Sometimes you find a video that reminds you why social media is the best thing ever
[At the gym]
My body: WTF
Me: I know
Body: I thought we were done with this bullshit?
Me: No, this is how it is from now on.
Body: *charley horse*
Me: Well played, bitch… well played
No. I would not like it if my dog knew how to talk, I taught my daughter to talk now all she does is make fun of me
Women. Can’t live with em, can’t live without titties.
I need a way to keep fit that will make me look like a crazy person so no one will approach me while I do it.
-inventor of powerwalking
I thought my house was falling down but it’s just my 4 year old working on his drum solo with my pots and pans
In my town we have little crime and lots of cops which makes me mad because all the good donuts are gone early in the morning.

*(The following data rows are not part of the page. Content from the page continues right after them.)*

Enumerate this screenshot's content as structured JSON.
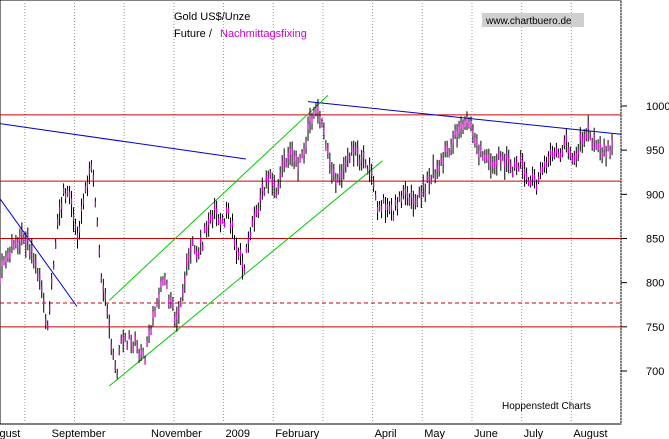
{
  "chart_data": {
    "type": "line",
    "title": "Gold US$/Unze",
    "subtitle_future": "Future /",
    "subtitle_fix": "Nachmittagsfixing",
    "watermark": "www.chartbuero.de",
    "source": "Hoppenstedt Charts",
    "ylim": [
      640,
      1120
    ],
    "xlim": [
      0,
      12.5
    ],
    "y_ticks": [
      700,
      750,
      800,
      850,
      900,
      950,
      1000
    ],
    "x_labels": [
      {
        "label": "August",
        "x": 0
      },
      {
        "label": "September",
        "x": 1
      },
      {
        "label": "November",
        "x": 3
      },
      {
        "label": "2009",
        "x": 4.5
      },
      {
        "label": "February",
        "x": 5.5
      },
      {
        "label": "April",
        "x": 7.5
      },
      {
        "label": "May",
        "x": 8.5
      },
      {
        "label": "June",
        "x": 9.5
      },
      {
        "label": "July",
        "x": 10.5
      },
      {
        "label": "August",
        "x": 11.5
      }
    ],
    "month_lines": [
      0.5,
      1.5,
      2.5,
      3.5,
      4.5,
      5.5,
      6.5,
      7.5,
      8.5,
      9.5,
      10.5,
      11.5,
      12.5
    ],
    "horizontal_levels": [
      {
        "value": 990,
        "style": "solid"
      },
      {
        "value": 915,
        "style": "solid"
      },
      {
        "value": 850,
        "style": "solid"
      },
      {
        "value": 777,
        "style": "dashed"
      },
      {
        "value": 750,
        "style": "solid"
      }
    ],
    "trendlines": [
      {
        "color": "#0000cc",
        "points": [
          [
            0,
            980
          ],
          [
            4.95,
            940
          ]
        ]
      },
      {
        "color": "#0000cc",
        "points": [
          [
            6.2,
            1005
          ],
          [
            12.5,
            968
          ]
        ]
      },
      {
        "color": "#0000cc",
        "points": [
          [
            0,
            895
          ],
          [
            1.55,
            773
          ]
        ]
      },
      {
        "color": "#00cc00",
        "points": [
          [
            2.2,
            780
          ],
          [
            6.6,
            1012
          ]
        ]
      },
      {
        "color": "#00cc00",
        "points": [
          [
            2.2,
            683
          ],
          [
            7.7,
            938
          ]
        ]
      }
    ],
    "series": [
      {
        "values": [
          [
            0.0,
            812
          ],
          [
            0.15,
            828
          ],
          [
            0.3,
            845
          ],
          [
            0.45,
            852
          ],
          [
            0.6,
            840
          ],
          [
            0.75,
            815
          ],
          [
            0.85,
            792
          ],
          [
            0.95,
            750
          ],
          [
            1.05,
            800
          ],
          [
            1.15,
            870
          ],
          [
            1.3,
            905
          ],
          [
            1.45,
            890
          ],
          [
            1.55,
            845
          ],
          [
            1.7,
            900
          ],
          [
            1.85,
            930
          ],
          [
            1.95,
            872
          ],
          [
            2.05,
            800
          ],
          [
            2.15,
            780
          ],
          [
            2.25,
            720
          ],
          [
            2.35,
            695
          ],
          [
            2.45,
            740
          ],
          [
            2.6,
            735
          ],
          [
            2.75,
            730
          ],
          [
            2.9,
            712
          ],
          [
            3.0,
            740
          ],
          [
            3.15,
            775
          ],
          [
            3.3,
            805
          ],
          [
            3.45,
            775
          ],
          [
            3.55,
            755
          ],
          [
            3.7,
            800
          ],
          [
            3.85,
            845
          ],
          [
            4.0,
            835
          ],
          [
            4.15,
            860
          ],
          [
            4.3,
            880
          ],
          [
            4.45,
            865
          ],
          [
            4.6,
            880
          ],
          [
            4.75,
            845
          ],
          [
            4.9,
            815
          ],
          [
            5.0,
            850
          ],
          [
            5.15,
            880
          ],
          [
            5.3,
            905
          ],
          [
            5.45,
            920
          ],
          [
            5.55,
            900
          ],
          [
            5.7,
            935
          ],
          [
            5.85,
            945
          ],
          [
            6.0,
            930
          ],
          [
            6.15,
            955
          ],
          [
            6.25,
            985
          ],
          [
            6.35,
            1000
          ],
          [
            6.45,
            985
          ],
          [
            6.55,
            960
          ],
          [
            6.65,
            925
          ],
          [
            6.8,
            915
          ],
          [
            6.95,
            935
          ],
          [
            7.1,
            950
          ],
          [
            7.25,
            940
          ],
          [
            7.4,
            935
          ],
          [
            7.5,
            915
          ],
          [
            7.6,
            885
          ],
          [
            7.75,
            890
          ],
          [
            7.9,
            880
          ],
          [
            8.05,
            895
          ],
          [
            8.2,
            905
          ],
          [
            8.35,
            890
          ],
          [
            8.5,
            900
          ],
          [
            8.65,
            920
          ],
          [
            8.8,
            930
          ],
          [
            8.95,
            945
          ],
          [
            9.1,
            958
          ],
          [
            9.25,
            975
          ],
          [
            9.4,
            985
          ],
          [
            9.5,
            970
          ],
          [
            9.6,
            950
          ],
          [
            9.75,
            940
          ],
          [
            9.9,
            935
          ],
          [
            10.05,
            942
          ],
          [
            10.2,
            935
          ],
          [
            10.35,
            928
          ],
          [
            10.5,
            935
          ],
          [
            10.65,
            920
          ],
          [
            10.8,
            910
          ],
          [
            10.95,
            930
          ],
          [
            11.1,
            945
          ],
          [
            11.25,
            950
          ],
          [
            11.4,
            955
          ],
          [
            11.55,
            940
          ],
          [
            11.7,
            958
          ],
          [
            11.85,
            970
          ],
          [
            11.95,
            960
          ],
          [
            12.05,
            952
          ],
          [
            12.2,
            948
          ],
          [
            12.35,
            952
          ]
        ]
      }
    ]
  }
}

DATE: My ex was spineless & I don’t think I could date anyone like that again
ME, AN OCTOPUS: what
I asked my son how his first full day went and he described in detail a bug he saw at recess and revealed no further information
her: aww you’re a cat dad!!
me: yeah, part of me thinks cats ward off evil spirits or multidimensional beings
her: oh-
me: that’s probably why they kill so many birds
her: i… um…
me: and also they’re tiny lil angel babies
her: yay!!!
Son: What IS it?
Daughter: Dunno. Maybe a possum?
S: Should it be that color?
D: Try poking it.
Me: I’M NEVER COOKING FOR YOU GUYS AGAIN.
My next door neighbour just accused me of stealing clothes from her washing line. I nearly shit her pants
hey boy, are you my period? because you’re annoying as hell but I still wanna see you regularly
So aliens build high-tech spacecraft & travel thousands of light years just to give random people colonoscopies?
I have an on again on again relationship with my couch.
I used to work with a guy who was unemployed.
When you didn’t plan your story very well.
It’s been 536 days, 5hrs 16min since I’ve spoken to my ex, so clearly I’ve moved on.
If zombies ever do attack, I’ll just skip coffee that morning. They’ll leave me alone because they’ll think I’m one of them.